Lukas Rass-Masson,
Professeur à l’Université de Toulouse-Capitole,
Directeur de l’Ecole européenne de droit de Toulouse.
L’efficience des politiques économiques requiert une prévisibilité des opérations d’investissement et d’échanges pour lesquels un système juridique bien structuré, doté de mécanismes de règlements des litiges efficaces est un atout majeur. Ce constat vaut autant pour la protection des investissements étrangers que pour les relations commerciales, dont les enjeux sont souvent considérables, qu’il s’agisse d’opérations ponctuelles d’envergure, ou de relations contractuelles « de masse ».
Les mécanismes de règlements des différends internationaux portant sur des opérations d’investissement ou des relations commerciales occupent donc une place particulière dans les politiques économiques d’un pays ou d’une organisation régionale cherchant à construire une zone de libre-échange. Il n’est donc guère surprenant que le développement économique de la région d’Asie orientale (définie ici comme l’« ASEAN plus trois ») s’accompagne aussi de la création d’organes de règlement des litiges internationaux dédiés (spécialement la China International Commercial Court (CICC) et la Singapore International Commercial Court (SICC)), tout comme l’influence des pays d’Asie orientale sur les processus d’élaboration des règles internationales devient de plus en plus perceptible (comme l’illustrent les évolutions récentes au sein de la Conférence de La Haye de droit international privé).

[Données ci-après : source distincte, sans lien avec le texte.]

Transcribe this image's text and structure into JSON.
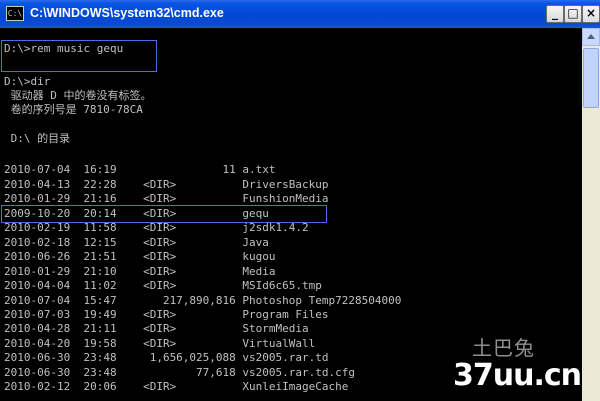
{
  "window": {
    "title": "C:\\WINDOWS\\system32\\cmd.exe",
    "icon_text": "C:\\",
    "buttons": {
      "minimize": "_",
      "maximize": "□",
      "close": "×"
    }
  },
  "console": {
    "lines": [
      "D:\\>rem music gequ",
      "",
      "D:\\>dir",
      " 驱动器 D 中的卷没有标签。",
      " 卷的序列号是 7810-78CA",
      "",
      " D:\\ 的目录",
      "",
      "2010-07-04  16:19                11 a.txt",
      "2010-04-13  22:28    <DIR>          DriversBackup",
      "2010-01-29  21:16    <DIR>          FunshionMedia",
      "2009-10-20  20:14    <DIR>          gequ",
      "2010-02-19  11:58    <DIR>          j2sdk1.4.2",
      "2010-02-18  12:15    <DIR>          Java",
      "2010-06-26  21:51    <DIR>          kugou",
      "2010-01-29  21:10    <DIR>          Media",
      "2010-04-04  11:02    <DIR>          MSId6c65.tmp",
      "2010-07-04  15:47       217,890,816 Photoshop Temp7228504000",
      "2010-07-03  19:49    <DIR>          Program Files",
      "2010-04-28  21:11    <DIR>          StormMedia",
      "2010-04-20  19:58    <DIR>          VirtualWall",
      "2010-06-30  23:48     1,656,025,088 vs2005.rar.td",
      "2010-06-30  23:48            77,618 vs2005.rar.td.cfg",
      "2010-02-12  20:06    <DIR>          XunleiImageCache"
    ]
  },
  "watermark": {
    "top": "土巴兔",
    "bottom": "37uu.cn"
  },
  "colors": {
    "titlebar": "#0a54e3",
    "console_bg": "#000000",
    "console_text": "#c0c0c0",
    "highlight": "#4a6ee8"
  }
}
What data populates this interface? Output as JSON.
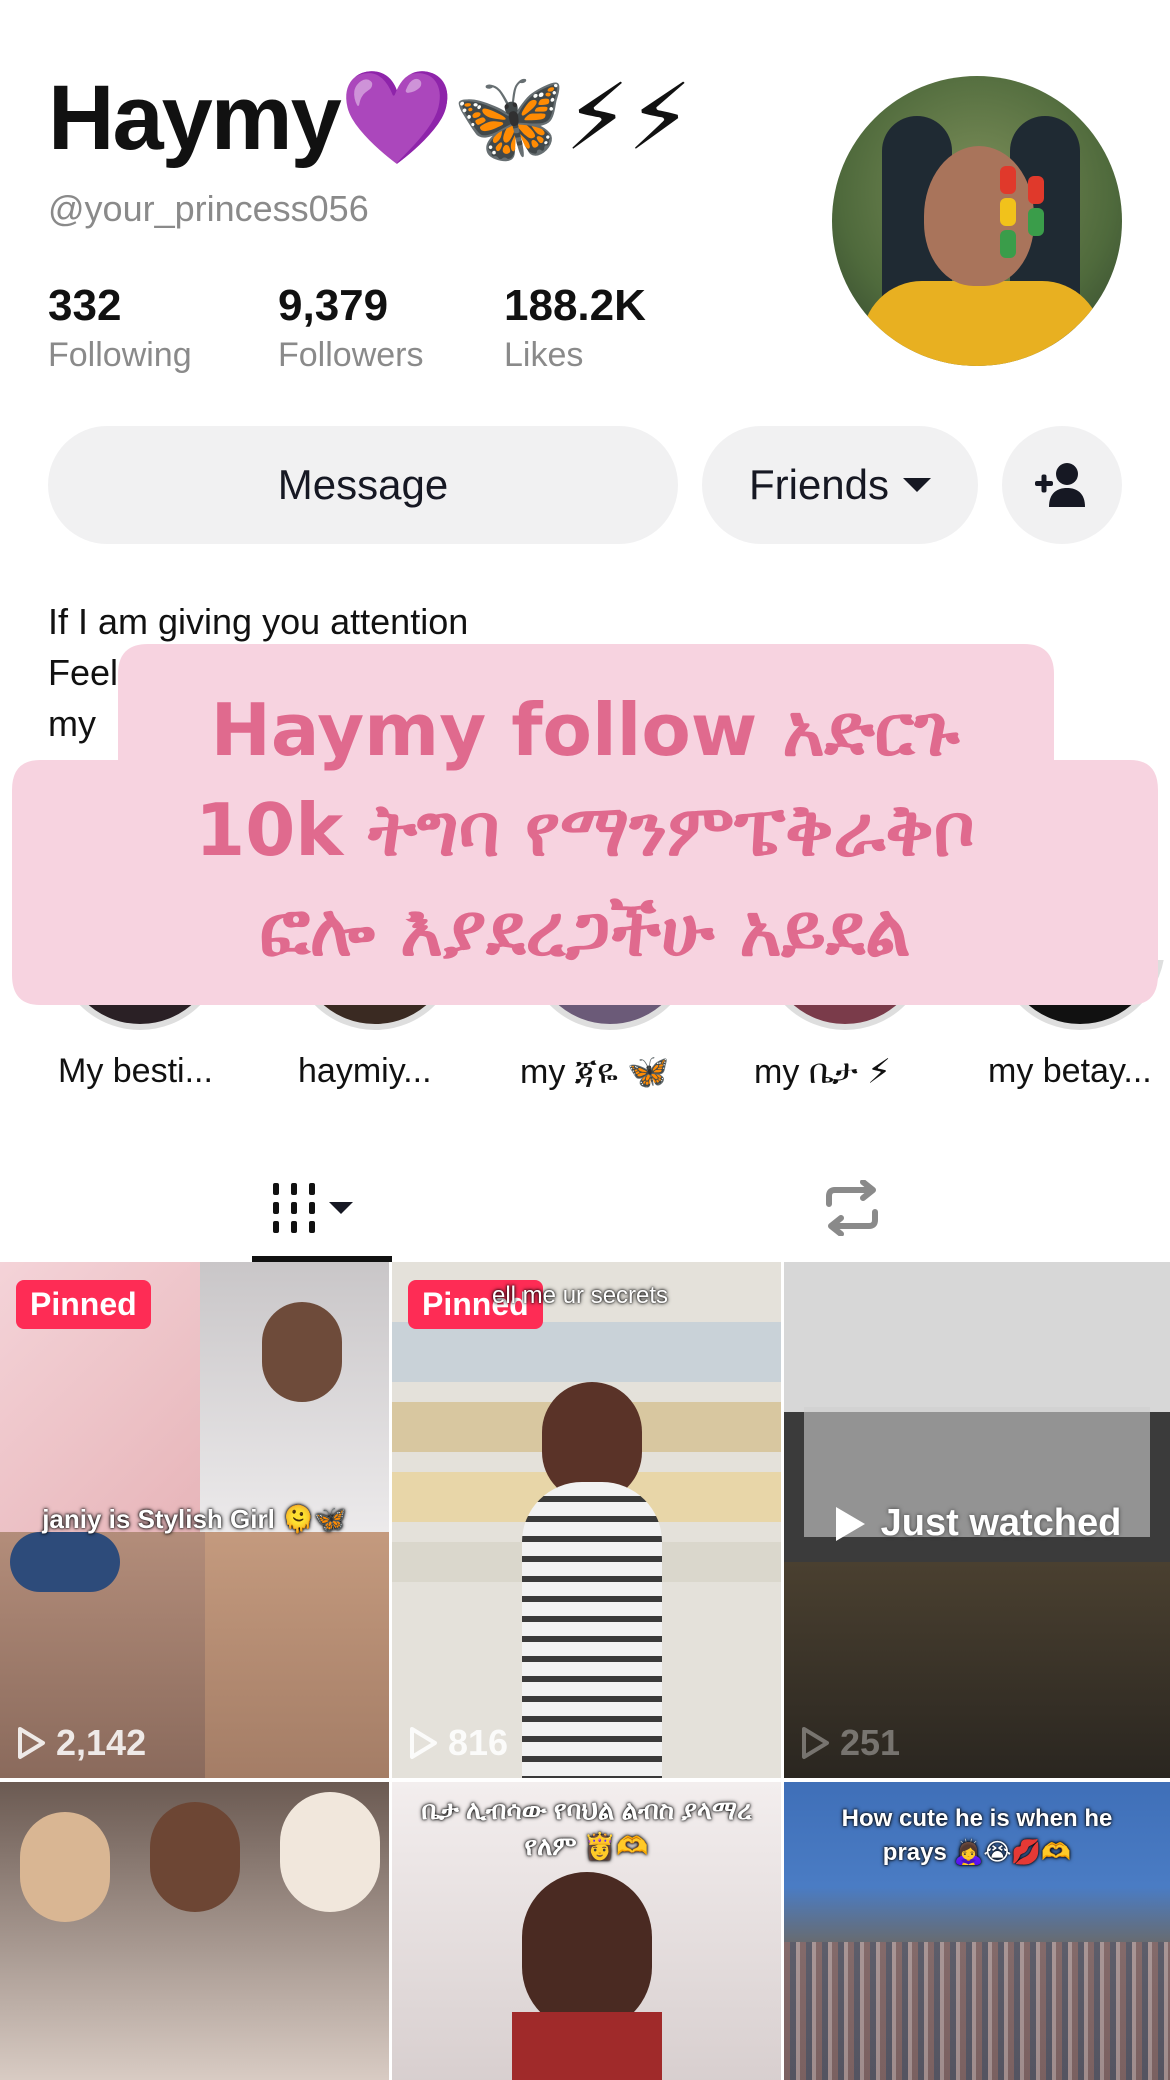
{
  "profile": {
    "display_name": "Haymy💜🦋⚡⚡",
    "handle": "@your_princess056"
  },
  "stats": [
    {
      "value": "332",
      "label": "Following"
    },
    {
      "value": "9,379",
      "label": "Followers"
    },
    {
      "value": "188.2K",
      "label": "Likes"
    }
  ],
  "actions": {
    "message_label": "Message",
    "friends_label": "Friends"
  },
  "bio": "If I am giving you attention\nFeel\nmy",
  "overlay_text": "Haymy follow አድርጉ\n10k ትግባ የማንምፔቅራቅቦ\nፎሎ እያደረጋችሁ አይደል",
  "highlights": [
    {
      "label": "My besti..."
    },
    {
      "label": "haymiy..."
    },
    {
      "label": "my ጃዬ 🦋"
    },
    {
      "label": "my ቤታ ⚡"
    },
    {
      "label": "my betay..."
    }
  ],
  "videos": [
    {
      "pinned_label": "Pinned",
      "caption": "janiy is Stylish Girl 🫠🦋",
      "views": "2,142"
    },
    {
      "pinned_label": "Pinned",
      "caption": "ell me ur secrets",
      "views": "816"
    },
    {
      "status": "Just watched",
      "views": "251"
    },
    {
      "caption": ""
    },
    {
      "caption": "ቤታ ሊብሳው የባህል ልብስ ያላማረ\nየለም 👸🫶"
    },
    {
      "caption": "How cute he is when he\nprays 🙇‍♀️😭💋🫶"
    }
  ],
  "colors": {
    "accent": "#fe2c55",
    "overlay_bg": "#f7d3e0",
    "overlay_text": "#e06a8e",
    "button_bg": "#f1f1f2"
  }
}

Les mécanismes de règlement des litiges économiques internationaux, dans le contexte du pivotement des échanges commerciaux vers l’Asie-Pacifique sont donc un domaine qui nécessite une étude plus approfondie, afin d'évaluer comment l'influence économique de cette zone se traduit par une adaptation des règles juridiques héritées d’un temps où prédominait ce qui peut être perçue comme une influence européenne et anglo-saxonne. L’attractivité des États d’Asie orientale est en effet telle que les instruments et outils juridiques internationaux doivent évoluer pour être compatibles avec les systèmes juridiques asiatiques. Les autres puissances économiques doivent également s’y adapter, et nous analyserons comment celles-ci, et notamment l’Union européenne, pourront faire évoluer leurs règles pour maintenir et soutenir les relations économiques avec l'Asie orientale.
L’attractivité asiatique est clairement perceptible au regard des mécanismes de règlements des différends économiques internationaux, et nous proposons d’en explorer les principaux enjeux et confirmations, tout en en tirant les conséquences sur la compréhension du cadre juridique international pour les opérations commerciales et d’investissements étrangers.